Saturday, September 20, 2008

Is your system secure?

The need to secure the system from the attackers seems to be the need of the hour.The attacker can be an outsider and not surprisingly could also be an insider.The most glaring and unintentional mistake that most designers and analysts perform while designing systems is securing the system from external attacks but leaving the system prone to internal malicious attacks.Such attacks can lead to unclaimed losses adding to the woes of the management.

The internal attacks can be classified into two types

One initiated by the insider of the system , who has wired the system together.This attack may be motivated due to some emotional injury caused due to ego clashes in the organization ,and an attack on the system would be the single most motive of such an employee.

The other type of attack is performed by a person inside the organization who has complete unrestrained access to the system , but such attacks are initiated by outsiders who use the insiders to crash the system or fetch vital information having significant market value.

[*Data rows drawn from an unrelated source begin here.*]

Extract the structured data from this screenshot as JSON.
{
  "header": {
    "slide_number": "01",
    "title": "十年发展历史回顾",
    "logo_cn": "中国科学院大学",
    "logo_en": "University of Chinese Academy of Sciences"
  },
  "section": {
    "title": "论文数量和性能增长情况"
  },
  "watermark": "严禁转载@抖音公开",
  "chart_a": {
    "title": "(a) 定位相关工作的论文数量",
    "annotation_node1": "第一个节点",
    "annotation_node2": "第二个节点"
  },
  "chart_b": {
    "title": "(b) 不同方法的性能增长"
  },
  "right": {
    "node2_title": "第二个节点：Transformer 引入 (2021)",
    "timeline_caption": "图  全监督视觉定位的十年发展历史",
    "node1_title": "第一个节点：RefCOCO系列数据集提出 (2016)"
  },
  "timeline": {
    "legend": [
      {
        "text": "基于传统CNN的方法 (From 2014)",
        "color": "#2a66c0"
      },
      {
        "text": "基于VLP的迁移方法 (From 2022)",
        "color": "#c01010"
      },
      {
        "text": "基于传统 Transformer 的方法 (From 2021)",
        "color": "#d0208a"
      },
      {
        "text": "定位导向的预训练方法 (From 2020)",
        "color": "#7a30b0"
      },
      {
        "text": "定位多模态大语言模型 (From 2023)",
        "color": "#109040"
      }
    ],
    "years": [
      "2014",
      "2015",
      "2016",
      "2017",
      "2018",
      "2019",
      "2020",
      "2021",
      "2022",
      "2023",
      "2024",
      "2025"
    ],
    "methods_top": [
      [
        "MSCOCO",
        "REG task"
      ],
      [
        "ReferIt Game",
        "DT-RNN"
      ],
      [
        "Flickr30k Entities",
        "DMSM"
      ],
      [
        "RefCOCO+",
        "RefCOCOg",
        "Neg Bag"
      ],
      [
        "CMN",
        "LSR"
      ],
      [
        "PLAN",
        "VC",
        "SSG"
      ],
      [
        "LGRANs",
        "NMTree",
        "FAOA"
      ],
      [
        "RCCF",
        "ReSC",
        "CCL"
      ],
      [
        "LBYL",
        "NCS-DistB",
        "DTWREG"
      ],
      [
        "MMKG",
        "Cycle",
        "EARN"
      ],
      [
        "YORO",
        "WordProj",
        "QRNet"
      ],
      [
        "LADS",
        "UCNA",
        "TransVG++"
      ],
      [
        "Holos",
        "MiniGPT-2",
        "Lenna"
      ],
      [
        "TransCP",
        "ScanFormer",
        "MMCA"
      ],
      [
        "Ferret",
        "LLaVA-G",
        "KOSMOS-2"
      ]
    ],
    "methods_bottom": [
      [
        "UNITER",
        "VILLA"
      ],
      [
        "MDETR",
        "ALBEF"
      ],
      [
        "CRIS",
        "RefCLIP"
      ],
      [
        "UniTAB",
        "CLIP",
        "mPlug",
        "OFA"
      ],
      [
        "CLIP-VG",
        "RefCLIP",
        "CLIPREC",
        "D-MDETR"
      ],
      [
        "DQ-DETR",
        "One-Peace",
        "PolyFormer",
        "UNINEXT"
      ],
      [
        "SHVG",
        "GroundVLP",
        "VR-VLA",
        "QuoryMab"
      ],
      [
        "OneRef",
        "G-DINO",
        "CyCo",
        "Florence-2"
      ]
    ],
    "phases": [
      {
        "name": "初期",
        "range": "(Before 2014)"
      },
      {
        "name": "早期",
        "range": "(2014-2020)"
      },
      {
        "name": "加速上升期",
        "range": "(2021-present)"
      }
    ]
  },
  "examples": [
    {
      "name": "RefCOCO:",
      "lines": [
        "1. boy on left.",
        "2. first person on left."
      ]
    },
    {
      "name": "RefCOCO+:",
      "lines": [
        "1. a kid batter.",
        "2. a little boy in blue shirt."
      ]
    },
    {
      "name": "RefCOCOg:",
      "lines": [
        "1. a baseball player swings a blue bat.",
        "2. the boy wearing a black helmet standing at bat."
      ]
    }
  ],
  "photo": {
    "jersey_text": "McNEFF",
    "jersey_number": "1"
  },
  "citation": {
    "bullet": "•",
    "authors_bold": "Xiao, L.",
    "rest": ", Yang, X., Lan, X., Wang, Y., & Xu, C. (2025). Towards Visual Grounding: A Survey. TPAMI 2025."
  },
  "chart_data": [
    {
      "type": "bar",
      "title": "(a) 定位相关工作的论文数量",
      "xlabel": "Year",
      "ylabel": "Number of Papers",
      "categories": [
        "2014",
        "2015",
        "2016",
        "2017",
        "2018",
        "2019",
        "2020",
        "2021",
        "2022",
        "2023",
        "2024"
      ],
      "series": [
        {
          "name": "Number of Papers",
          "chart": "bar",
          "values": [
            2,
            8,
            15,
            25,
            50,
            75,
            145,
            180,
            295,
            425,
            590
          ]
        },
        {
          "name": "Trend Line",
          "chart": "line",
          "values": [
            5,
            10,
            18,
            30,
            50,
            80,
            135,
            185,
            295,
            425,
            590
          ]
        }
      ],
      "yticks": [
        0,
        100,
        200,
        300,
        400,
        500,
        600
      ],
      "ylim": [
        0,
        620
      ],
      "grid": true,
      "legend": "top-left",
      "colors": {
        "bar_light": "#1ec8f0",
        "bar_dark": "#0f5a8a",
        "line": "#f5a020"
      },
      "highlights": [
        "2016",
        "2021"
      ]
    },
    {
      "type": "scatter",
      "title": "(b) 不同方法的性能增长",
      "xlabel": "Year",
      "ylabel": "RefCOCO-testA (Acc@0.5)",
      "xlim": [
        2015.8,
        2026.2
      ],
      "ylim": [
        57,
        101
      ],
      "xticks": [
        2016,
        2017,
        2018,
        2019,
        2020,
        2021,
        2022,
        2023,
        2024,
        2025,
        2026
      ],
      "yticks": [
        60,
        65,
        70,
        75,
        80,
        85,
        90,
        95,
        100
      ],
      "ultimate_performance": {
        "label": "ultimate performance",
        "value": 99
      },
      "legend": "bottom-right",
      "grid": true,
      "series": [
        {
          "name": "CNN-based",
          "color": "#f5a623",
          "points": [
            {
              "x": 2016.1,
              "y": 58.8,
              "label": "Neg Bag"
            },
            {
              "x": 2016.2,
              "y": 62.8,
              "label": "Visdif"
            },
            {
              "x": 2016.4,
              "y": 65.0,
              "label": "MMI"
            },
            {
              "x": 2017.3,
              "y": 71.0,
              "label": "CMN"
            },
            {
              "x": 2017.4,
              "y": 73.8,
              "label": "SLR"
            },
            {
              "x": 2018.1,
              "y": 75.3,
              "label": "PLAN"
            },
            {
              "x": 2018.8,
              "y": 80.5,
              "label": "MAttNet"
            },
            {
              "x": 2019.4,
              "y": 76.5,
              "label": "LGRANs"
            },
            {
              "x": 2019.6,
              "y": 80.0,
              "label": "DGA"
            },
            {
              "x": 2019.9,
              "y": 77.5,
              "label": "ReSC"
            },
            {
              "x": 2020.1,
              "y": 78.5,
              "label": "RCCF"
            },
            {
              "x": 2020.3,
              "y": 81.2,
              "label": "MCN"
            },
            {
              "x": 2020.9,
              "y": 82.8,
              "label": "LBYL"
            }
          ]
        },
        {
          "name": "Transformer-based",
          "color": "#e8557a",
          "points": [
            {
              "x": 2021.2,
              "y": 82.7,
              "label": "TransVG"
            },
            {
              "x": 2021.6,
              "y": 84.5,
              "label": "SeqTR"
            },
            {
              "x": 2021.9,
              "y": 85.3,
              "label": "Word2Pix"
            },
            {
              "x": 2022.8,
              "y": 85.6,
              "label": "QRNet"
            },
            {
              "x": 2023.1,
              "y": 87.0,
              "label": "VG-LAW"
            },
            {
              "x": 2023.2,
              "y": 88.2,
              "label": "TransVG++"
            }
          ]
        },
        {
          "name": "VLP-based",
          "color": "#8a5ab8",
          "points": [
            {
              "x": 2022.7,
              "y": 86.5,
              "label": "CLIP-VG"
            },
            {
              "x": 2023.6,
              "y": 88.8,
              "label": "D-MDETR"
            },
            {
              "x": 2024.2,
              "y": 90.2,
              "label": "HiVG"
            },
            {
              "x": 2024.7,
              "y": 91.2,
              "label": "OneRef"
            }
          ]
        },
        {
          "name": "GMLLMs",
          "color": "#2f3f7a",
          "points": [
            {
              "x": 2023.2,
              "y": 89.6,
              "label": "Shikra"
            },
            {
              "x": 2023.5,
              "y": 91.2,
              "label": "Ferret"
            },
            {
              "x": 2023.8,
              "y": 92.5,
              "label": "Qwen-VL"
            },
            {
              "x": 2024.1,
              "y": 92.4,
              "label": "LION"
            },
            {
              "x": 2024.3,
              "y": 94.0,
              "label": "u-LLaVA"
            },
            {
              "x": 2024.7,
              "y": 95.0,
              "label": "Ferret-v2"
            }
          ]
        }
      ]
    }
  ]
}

A different shade of an internal attack may be initiated by the outsider by gaining illegal access to the system by using the vulnerabilities of the system to their boon.A general fallacy is of treating such attacks as external attacks, as it is initiated by an external agent and the agent uses the entry point or the gate of the system to gain access into the system.Though the vulnerability at the external layer helps the agent enter the system , such vulnerabilities are generally the ones which cannot be rectified; which is also known to the architects but unfortunately also to the attackers.So an internal WBC artillery mechanism should be designed for such systems in which external entry points cannot be sealed.

A secure system is not a system which is only secure from external attacks but also from unmitigated internal attacks.Securing the system against such attacks can save the system and the management a fortune.